For Abyan, being raped was just the beginning of her ordeal. Abortion is illegal on Nauru and despite her continual pleas, Abyan was forced to wait until the authorities arranged for her to fly to Australia. By this point she had become deeply distressed and her physical health had deteriorated rapidly. On arrival in Australia she asked for some more time to ready herself for the abortion and for an explanation of how exactly it would be carried out. Instead she was secretly flown back to Nauru with Australia’s Immigration Minister, Peter Dutton, publicly proclaiming that she had decided not to proceed with the abortion.

Abyan’s story was one of those included in a recent report, published by the Australian Women in Support of Women on Nauru (AWSWN), titled “Protection Denied, Abuse Condoned: Women on Nauru at Risk”. The AWSWN organisation was set up last year, after Julie Macken, an Australian journalist and activist, became aware of what was happening on the island.

“I had covered the refugee and human rights situation whilst working as a features writer during the 90s and early 00s,” she tells Refinery29. “But then I read this article [in The Saturday Paper] last summer and it dawned on me that the situation was more awful than before. It was clear that it was worse than it’s ever been in terms of the hopelessness, the rape, the abuse, the humiliation, the insanity.”
Julie explains that the abuse is two-fold: women are suffering humiliation and harassment from those working in the camp itself, but those who have been released and live in the community are in even more danger. Included in AWSWN’s report is the case of one unnamed woman who, having been moved out of the detention centre, says she was raped while unconscious, having suffered a seizure, and another of a young African woman who has not come out of her room since being raped.

“No one has been prosecuted for these crimes,” explains Julie. “There’s not accountability, it’s like shooting fish in a barrel. It’s a hopeless situation.”

As well as the sexual harassment detailed in the recently leaked reports, the Nauru files revealed the extent of suffering for children being held in the detention centres; more than half of the reports (51.3%) involved children, many of whom were clearly extremely traumatised, as are their mothers. Julie comments: “The women who have children are so angry that they can’t protect their kids.
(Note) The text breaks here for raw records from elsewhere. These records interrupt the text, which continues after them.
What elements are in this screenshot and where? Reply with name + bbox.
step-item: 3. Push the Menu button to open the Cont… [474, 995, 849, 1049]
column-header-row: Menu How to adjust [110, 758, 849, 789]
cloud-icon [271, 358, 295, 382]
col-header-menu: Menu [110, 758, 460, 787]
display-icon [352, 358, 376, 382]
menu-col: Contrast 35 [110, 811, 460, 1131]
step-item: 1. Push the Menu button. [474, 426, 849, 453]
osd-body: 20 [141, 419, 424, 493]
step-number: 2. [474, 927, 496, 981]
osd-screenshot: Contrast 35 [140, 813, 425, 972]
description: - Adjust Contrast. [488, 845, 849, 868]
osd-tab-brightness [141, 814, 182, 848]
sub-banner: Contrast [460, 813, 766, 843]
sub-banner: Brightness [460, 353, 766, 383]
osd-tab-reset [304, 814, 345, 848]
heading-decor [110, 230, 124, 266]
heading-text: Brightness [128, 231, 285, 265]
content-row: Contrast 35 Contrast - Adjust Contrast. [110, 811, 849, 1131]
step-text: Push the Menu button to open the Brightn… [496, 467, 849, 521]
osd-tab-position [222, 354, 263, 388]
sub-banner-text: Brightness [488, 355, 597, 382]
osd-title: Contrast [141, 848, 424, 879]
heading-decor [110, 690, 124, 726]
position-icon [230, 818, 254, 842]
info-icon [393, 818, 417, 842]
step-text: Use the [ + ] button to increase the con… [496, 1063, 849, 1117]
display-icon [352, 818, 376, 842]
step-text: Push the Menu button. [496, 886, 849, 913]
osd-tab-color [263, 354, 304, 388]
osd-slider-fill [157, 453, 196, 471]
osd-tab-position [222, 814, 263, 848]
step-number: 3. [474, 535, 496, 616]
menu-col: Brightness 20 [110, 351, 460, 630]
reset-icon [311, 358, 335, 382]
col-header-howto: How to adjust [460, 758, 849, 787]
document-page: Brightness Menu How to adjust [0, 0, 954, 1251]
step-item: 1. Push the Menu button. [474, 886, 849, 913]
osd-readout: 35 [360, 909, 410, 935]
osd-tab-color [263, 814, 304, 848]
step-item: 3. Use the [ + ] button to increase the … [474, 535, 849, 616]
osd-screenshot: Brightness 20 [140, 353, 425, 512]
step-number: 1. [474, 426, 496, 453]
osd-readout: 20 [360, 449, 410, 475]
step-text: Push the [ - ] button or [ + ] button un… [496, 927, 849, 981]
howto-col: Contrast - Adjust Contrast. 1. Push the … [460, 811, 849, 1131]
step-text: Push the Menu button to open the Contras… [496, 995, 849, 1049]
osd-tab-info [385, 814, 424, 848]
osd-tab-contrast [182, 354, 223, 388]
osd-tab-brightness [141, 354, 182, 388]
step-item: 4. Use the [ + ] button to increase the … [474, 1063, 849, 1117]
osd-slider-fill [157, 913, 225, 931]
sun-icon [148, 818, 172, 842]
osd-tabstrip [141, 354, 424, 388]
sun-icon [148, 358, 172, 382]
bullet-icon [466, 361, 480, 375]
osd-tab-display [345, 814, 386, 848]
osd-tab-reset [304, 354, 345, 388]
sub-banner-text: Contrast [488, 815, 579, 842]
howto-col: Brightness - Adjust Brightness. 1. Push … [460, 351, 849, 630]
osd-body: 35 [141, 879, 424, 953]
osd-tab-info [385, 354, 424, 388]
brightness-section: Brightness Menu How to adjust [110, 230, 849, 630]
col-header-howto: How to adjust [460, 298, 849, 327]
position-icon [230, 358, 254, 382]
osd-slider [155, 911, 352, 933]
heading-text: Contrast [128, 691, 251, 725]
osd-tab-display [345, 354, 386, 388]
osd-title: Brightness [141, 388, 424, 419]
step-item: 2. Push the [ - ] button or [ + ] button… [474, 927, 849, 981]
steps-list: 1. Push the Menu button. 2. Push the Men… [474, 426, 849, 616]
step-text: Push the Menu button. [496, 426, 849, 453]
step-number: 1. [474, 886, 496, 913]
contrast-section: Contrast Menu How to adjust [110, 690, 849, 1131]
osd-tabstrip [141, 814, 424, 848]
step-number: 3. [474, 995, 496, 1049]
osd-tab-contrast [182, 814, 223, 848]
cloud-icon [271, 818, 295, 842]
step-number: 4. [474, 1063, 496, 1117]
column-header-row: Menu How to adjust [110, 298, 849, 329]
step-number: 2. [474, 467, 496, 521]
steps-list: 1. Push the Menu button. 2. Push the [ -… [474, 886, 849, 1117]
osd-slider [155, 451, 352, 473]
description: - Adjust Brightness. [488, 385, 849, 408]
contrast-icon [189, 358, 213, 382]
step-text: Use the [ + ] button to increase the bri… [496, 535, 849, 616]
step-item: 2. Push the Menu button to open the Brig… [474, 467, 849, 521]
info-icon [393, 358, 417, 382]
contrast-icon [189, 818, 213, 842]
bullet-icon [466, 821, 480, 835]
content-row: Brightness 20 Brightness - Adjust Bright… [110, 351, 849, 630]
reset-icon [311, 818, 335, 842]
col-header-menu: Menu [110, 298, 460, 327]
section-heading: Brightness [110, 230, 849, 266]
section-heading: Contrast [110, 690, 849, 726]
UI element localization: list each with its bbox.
I am a mother and I can think of no greater ill than not being able to protect my child. They are just so paralysed by fear and despair.”
The Guardian’s publication of the Nauru files has reignited outrage about Australia’s overly harsh immigration policies, but as of yet, no official enquiry has been launched. While the opposition party Labor has called for a Senate inquiry, Immigration Minister Peter Dutton’s response has been to downplay the reports, suggesting that many were not “substantiated” and announcing that he would not “be defamed” by the story.

Meanwhile, campaigners, charities and the politicians support the idea of shutting down Nauru and allowing those interned there to live in Australia, but the recent closure of Papua New Guinea’s Manus centre (another of Australia’s offshore detention facilities) sets a depressing precedent. Peter Dutton ruled out the prospect of the detainees settling in Australia, instead announcing that they could either remain on PNG or return to their country of origin.
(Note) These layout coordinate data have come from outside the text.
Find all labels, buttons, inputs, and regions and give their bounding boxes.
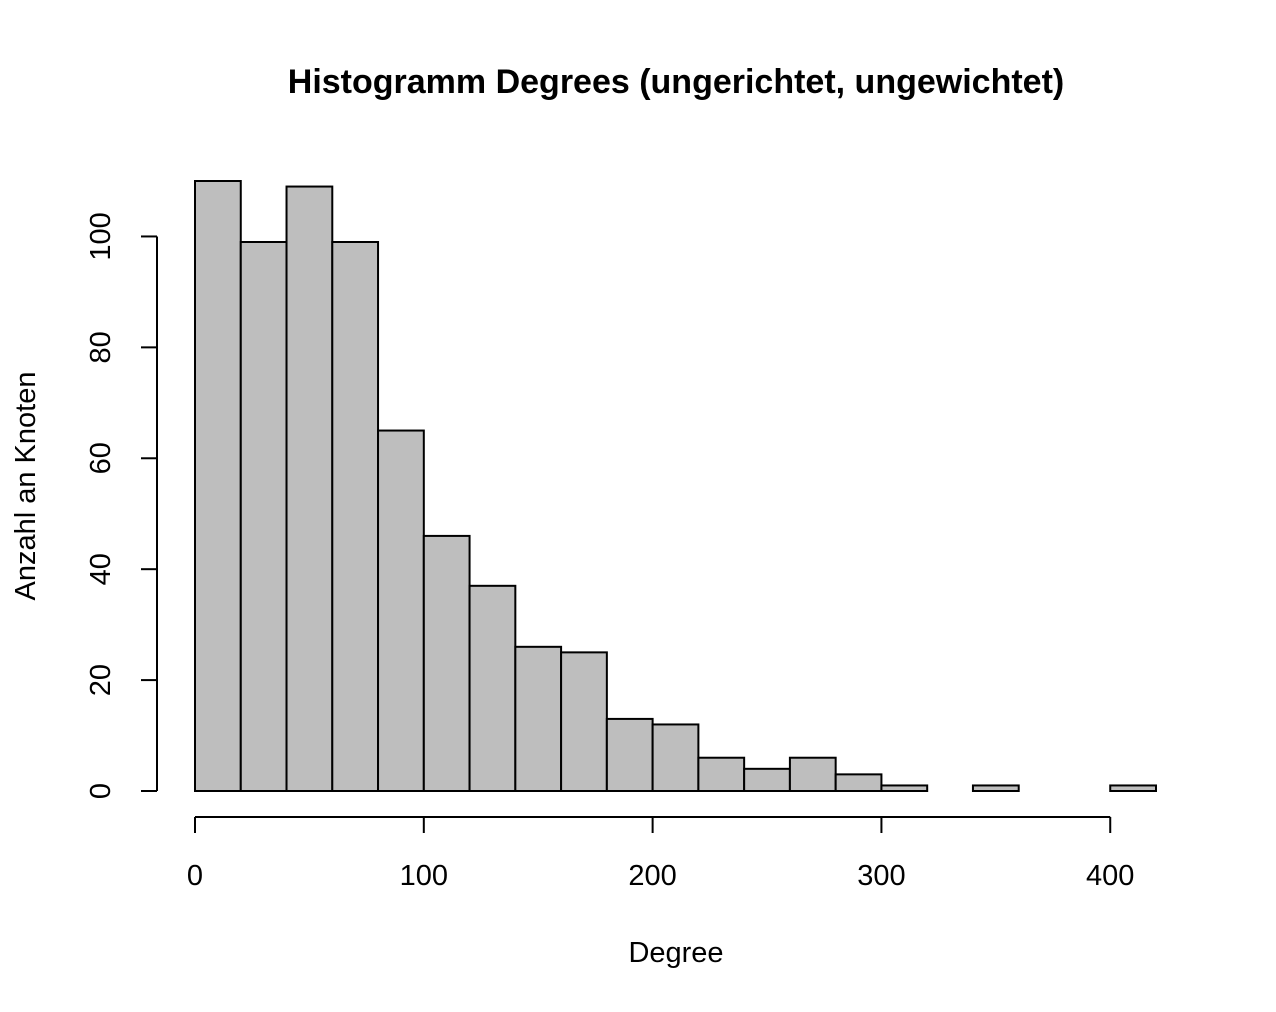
y-tick-label: 20 [85, 664, 117, 696]
histogram-bar [239, 241, 288, 792]
y-tick-label: 100 [85, 212, 117, 260]
histogram-bar [880, 784, 929, 792]
histogram-bar [377, 429, 425, 792]
x-tick-label: 400 [1086, 860, 1134, 892]
histogram-bar [514, 645, 563, 792]
x-tick-label: 200 [628, 860, 676, 892]
histogram-bar [834, 773, 883, 793]
x-tick-label: 0 [187, 860, 203, 892]
histogram-bar [971, 784, 1020, 792]
histogram-bar [468, 584, 517, 792]
x-axis-label: Degree [628, 937, 723, 969]
y-tick-label: 60 [85, 442, 117, 474]
y-tick-label: 40 [85, 553, 117, 585]
y-tick-label: 0 [85, 783, 117, 799]
bars-group [194, 180, 1157, 793]
histogram-bar [1109, 784, 1157, 792]
histogram-bar [743, 767, 791, 792]
histogram-bar [194, 180, 242, 792]
histogram-bar [422, 534, 471, 793]
x-tick-label: 100 [400, 860, 448, 892]
histogram-bar [331, 241, 380, 792]
y-tick-label: 80 [85, 331, 117, 363]
histogram-bar [560, 651, 608, 793]
chart-title: Histogramm Degrees (ungerichtet, ungewic… [288, 63, 1064, 101]
y-axis: 0 20 40 60 80 100 [85, 212, 158, 799]
histogram-bar [788, 756, 837, 793]
histogram-bar [285, 185, 334, 792]
x-axis: 0 100 200 300 400 [187, 816, 1134, 892]
histogram-bar [605, 717, 654, 793]
x-tick-label: 300 [857, 860, 905, 892]
histogram-bar [697, 756, 746, 793]
y-axis-label: Anzahl an Knoten [10, 372, 42, 601]
histogram-bar [651, 723, 700, 792]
Julie is realistic about the obstacles that AWSWN face in finding better treatment and support for women and children refugees on Nauru:

“I don’t know what we can do next. We’ve got to make it that it becomes more imperative for the government to declare an amnesty and shut these places down than to continue them, but I don’t know how. The only way is to allow the public sense of outrage and scandal to affect the way the political parties position themselves.”

It’s time for Australia to reflect on the actions of its government and decide what it stands for, she says. “I adore this country, I love this place, but I am utterly ashamed of what has happened here on so many levels.”